Notero. —Encantado, señor. Precisamente estaba rumiando un po­co de bilis, de manera que usted quedará complacido, porque creo que me va a salir una nota chisposa de bronca.

Las necias se mueren por los charlatanes. Como las necias abundan, el problema del hombre inteligente es mucho más grave de lo que puede suponerse. Los charlatanes son los únicos individuos que acaparan la aten­ción de las frívolas y mentecatas. El autor de estas líneas no sabe a qué anomalía atribuir semejante fenómeno. ¿Se debe a la mentalidad casi in­fantil de las damnificadas? ¿O a su poca facilidad para concentrarse en los temas serios?

Una mujer duda del marido, del novio, del hermano y del padre, pe­ro tropieza en su camino con un desvergonzado locuaz, pirotecnia pura, gestos melodramáticos, apostura estudiada, teatralidad estilo novela de esa pavota llamada Delly, y padre, novio o marido, quedan anulados por el charlatán.

No hay nada que hacer. El charlatán ataca directamente la imaginación de la mujer, le subleva las glándulas de secreción interna, le altera el equilibrio, y sanseacabo, como dicen las viejas.

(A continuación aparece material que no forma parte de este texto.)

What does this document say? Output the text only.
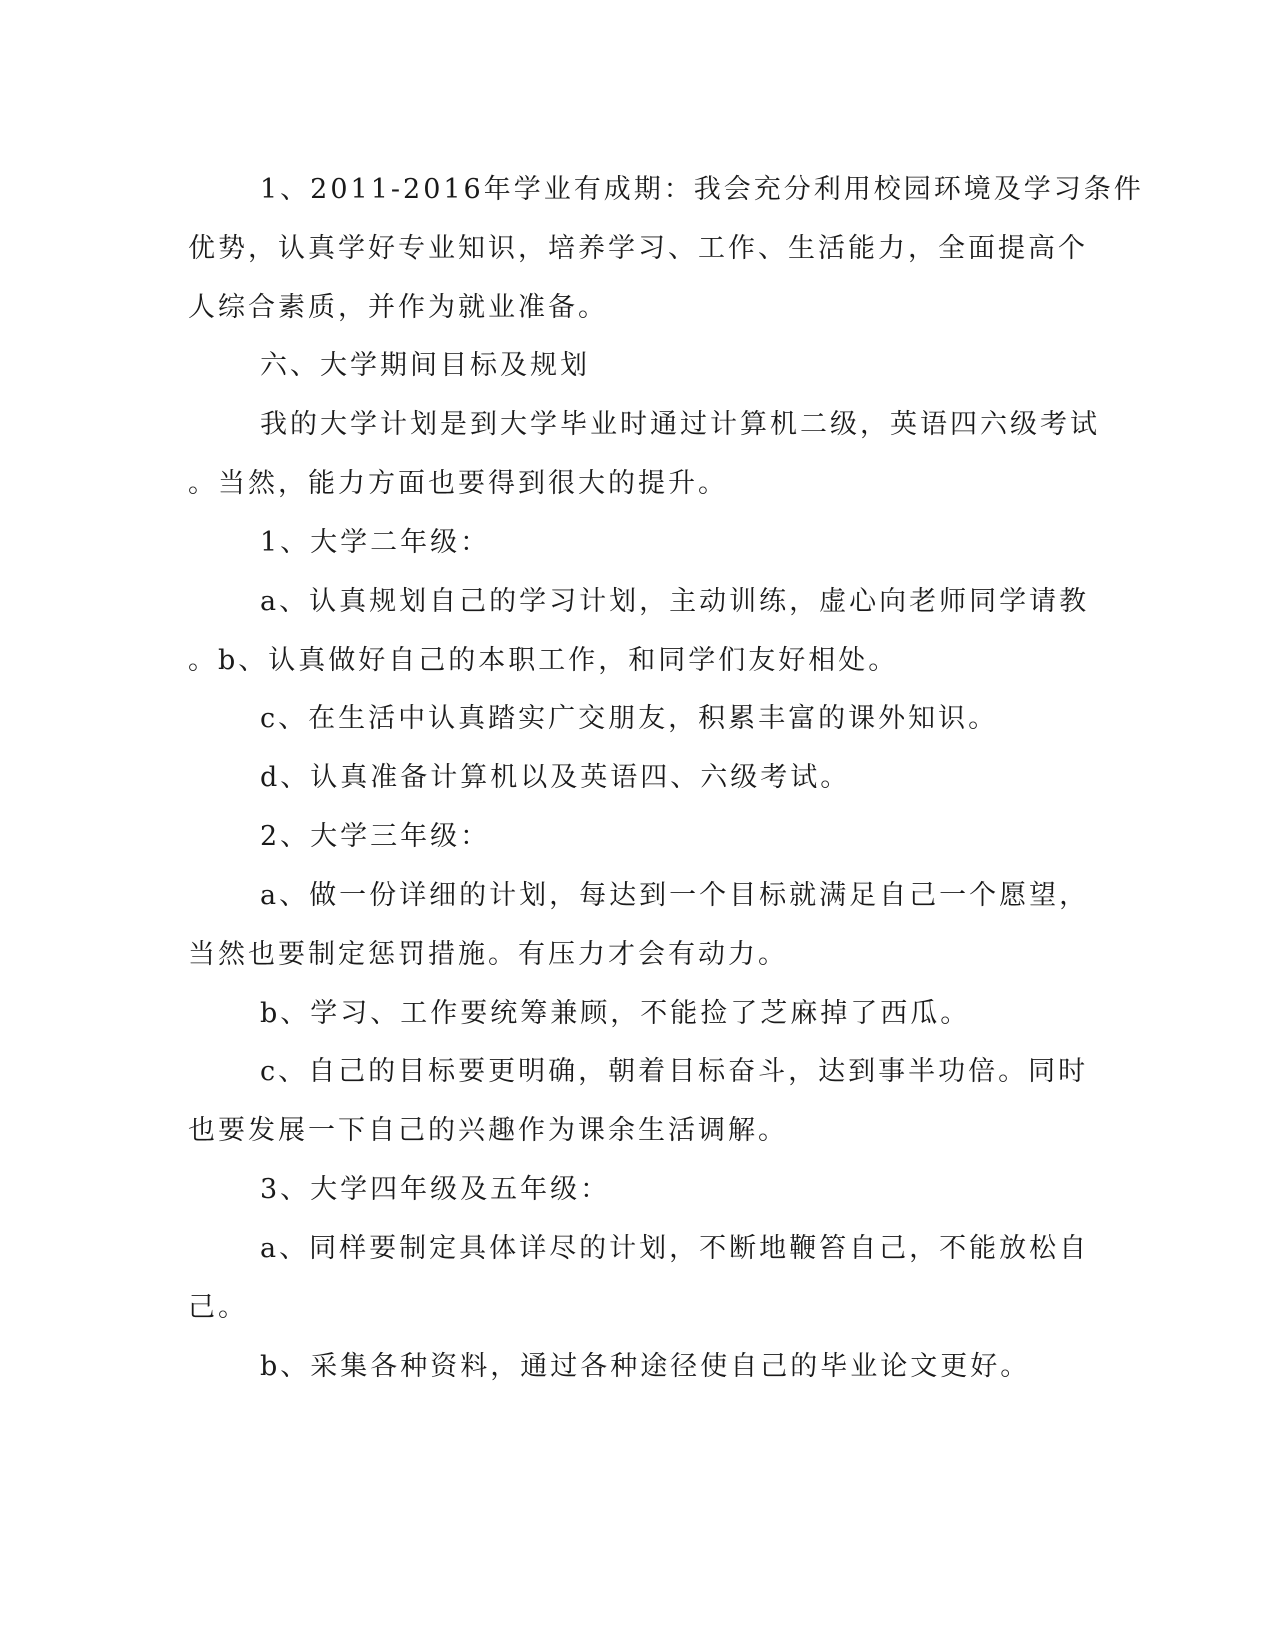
1、2011-2016年学业有成期：我会充分利用校园环境及学习条件
优势，认真学好专业知识，培养学习、工作、生活能力，全面提高个
人综合素质，并作为就业准备。
六、大学期间目标及规划
我的大学计划是到大学毕业时通过计算机二级，英语四六级考试
。当然，能力方面也要得到很大的提升。
1、大学二年级：
a、认真规划自己的学习计划，主动训练，虚心向老师同学请教
。b、认真做好自己的本职工作，和同学们友好相处。
c、在生活中认真踏实广交朋友，积累丰富的课外知识。
d、认真准备计算机以及英语四、六级考试。
2、大学三年级：
a、做一份详细的计划，每达到一个目标就满足自己一个愿望，
当然也要制定惩罚措施。有压力才会有动力。
b、学习、工作要统筹兼顾，不能捡了芝麻掉了西瓜。
c、自己的目标要更明确，朝着目标奋斗，达到事半功倍。同时
也要发展一下自己的兴趣作为课余生活调解。
3、大学四年级及五年级：
a、同样要制定具体详尽的计划，不断地鞭笞自己，不能放松自
己。
b、采集各种资料，通过各种途径使自己的毕业论文更好。
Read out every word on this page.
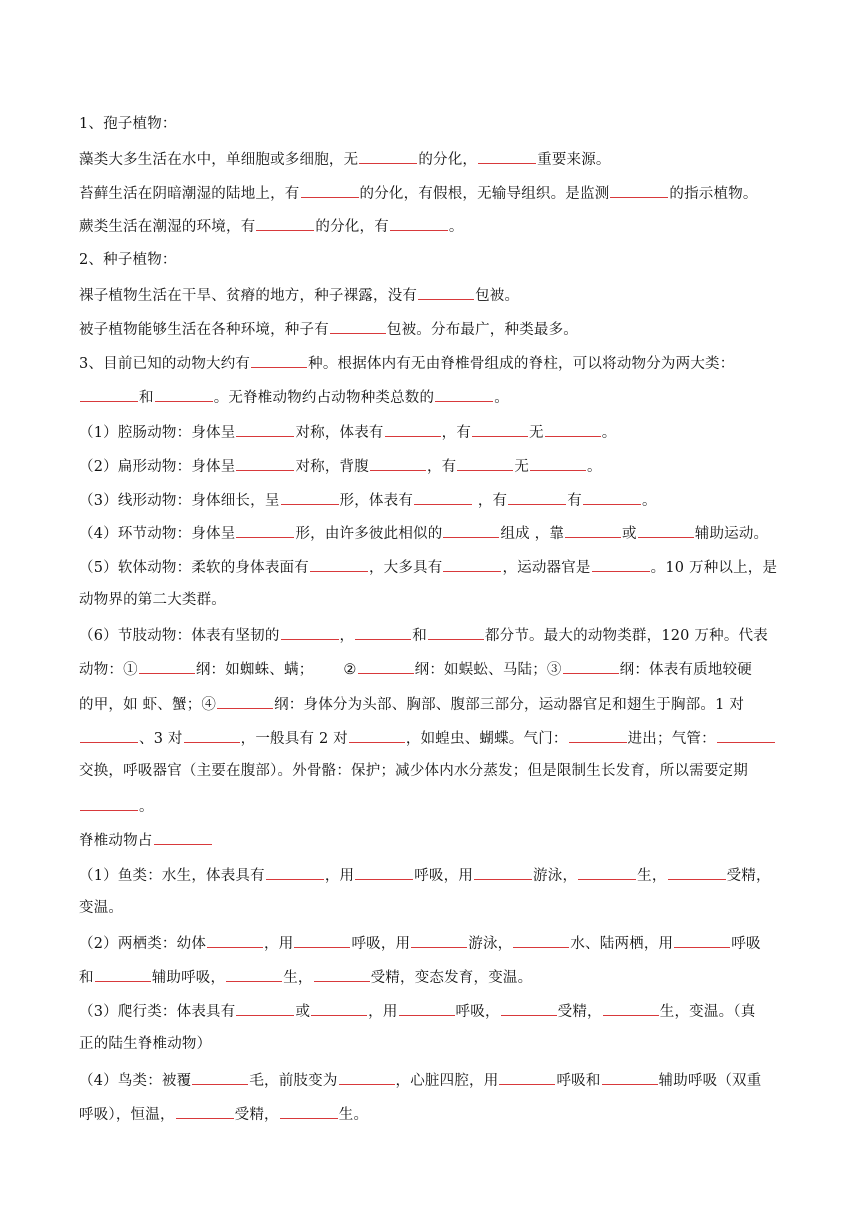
1、孢子植物：
藻类大多生活在水中，单细胞或多细胞，无	的分化，	重要来源。
苔藓生活在阴暗潮湿的陆地上，有	的分化，有假根，无输导组织。是监测	的指示植物。
蕨类生活在潮湿的环境，有	的分化，有	。
2、种子植物：
裸子植物生活在干旱、贫瘠的地方，种子裸露，没有	包被。
被子植物能够生活在各种环境，种子有	包被。分布最广，种类最多。
3、目前已知的动物大约有	种。根据体内有无由脊椎骨组成的脊柱，可以将动物分为两大类：
和	。无脊椎动物约占动物种类总数的	。
（1）腔肠动物：身体呈	对称，体表有	，有	无	。
（2）扁形动物：身体呈	对称，背腹	，有	无	。
（3）线形动物：身体细长，呈	形，体表有	，有	有	。
（4）环节动物：身体呈	形，由许多彼此相似的	组成 ，靠	或	辅助运动。
（5）软体动物：柔软的身体表面有	，大多具有	，运动器官是	。10 万种以上，是
动物界的第二大类群。
（6）节肢动物：体表有坚韧的	，	和	都分节。最大的动物类群，120 万种。代表
动物：①	纲：如蜘蛛、螨； ②	纲：如蜈蚣、马陆；③	纲：体表有质地较硬
的甲，如 虾、蟹；④	纲：身体分为头部、胸部、腹部三部分，运动器官足和翅生于胸部。1 对
、3 对	，一般具有 2 对	，如蝗虫、蝴蝶。气门：	进出；气管：
交换，呼吸器官（主要在腹部）。外骨骼：保护；减少体内水分蒸发；但是限制生长发育，所以需要定期
。
脊椎动物占
（1）鱼类：水生，体表具有	，用	呼吸，用	游泳，	生，	受精，
变温。
（2）两栖类：幼体	，用	呼吸，用	游泳，	水、陆两栖，用	呼吸
和	辅助呼吸，	生，	受精，变态发育，变温。
（3）爬行类：体表具有	或	，用	呼吸，	受精，	生，变温。（真
正的陆生脊椎动物）
（4）鸟类：被覆	毛，前肢变为	，心脏四腔，用	呼吸和	辅助呼吸（双重
呼吸），恒温，	受精，	生。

Inútil razonarles. Inútil demostrarles que el tío de los fuegos artificiales es un sinvergüenza que va a explotarles el poco seso y la mínima discreción que tienen y el insignificante discernimiento que atesoran. Inútil. Sólo una estaca podría obrar el milagro… que… ni una plantación de estacas surtirían el efecto que se desea provoquen los razonamientos.

Marido, hermano, novio, padre, en la obtusa fracasan todos. En cuanto un charlatán consigue infiltrarse en aquella microscópica zona de entendimiento con que la mujer se engalana, el trabajo más lógico, más rotundo, se estrella en la fulana, como el agua en un roquedal. No escucha ni quiere saber nada que pueda menoscabar la chatura de su fetiche. El punto de mira es el farsante que una vez se denomina curandero, otra profesor de cine o profesor de declamación o de cualquier otra pacada.

«Él me va a curar». «Él me va a mandar a Jolibud». «Él hará que yo supere a Berta Singerman».

Usted puede con la tabla pitagórica en la mano demostrarle, como dos y dos son cuatro, que el charlatán es un embaucador, un vivo y la fulana dirá que «sí», y al final irá a lo del vivo, porque el vivo, le demostrará que dos más dos son cinco.

Dice un refrán:

«Nada más dificl que hacerle beber agua a un burro que no tiene sed». Parodiando el proverbio se puede decir: «Nada más difícil que hacerle entender razones a una mujer que no quiere entenderlas. Más fácil es hacerle beber todo un río a un burro que no tiene sed».

En dichas circunstancias, marido, novio, hermano o padre, la conducta que deben adoptar es dejar que la futura engañada se parta la cabeza contra la pared… Eso es siempre un remedio… y de indiscutible eficacia.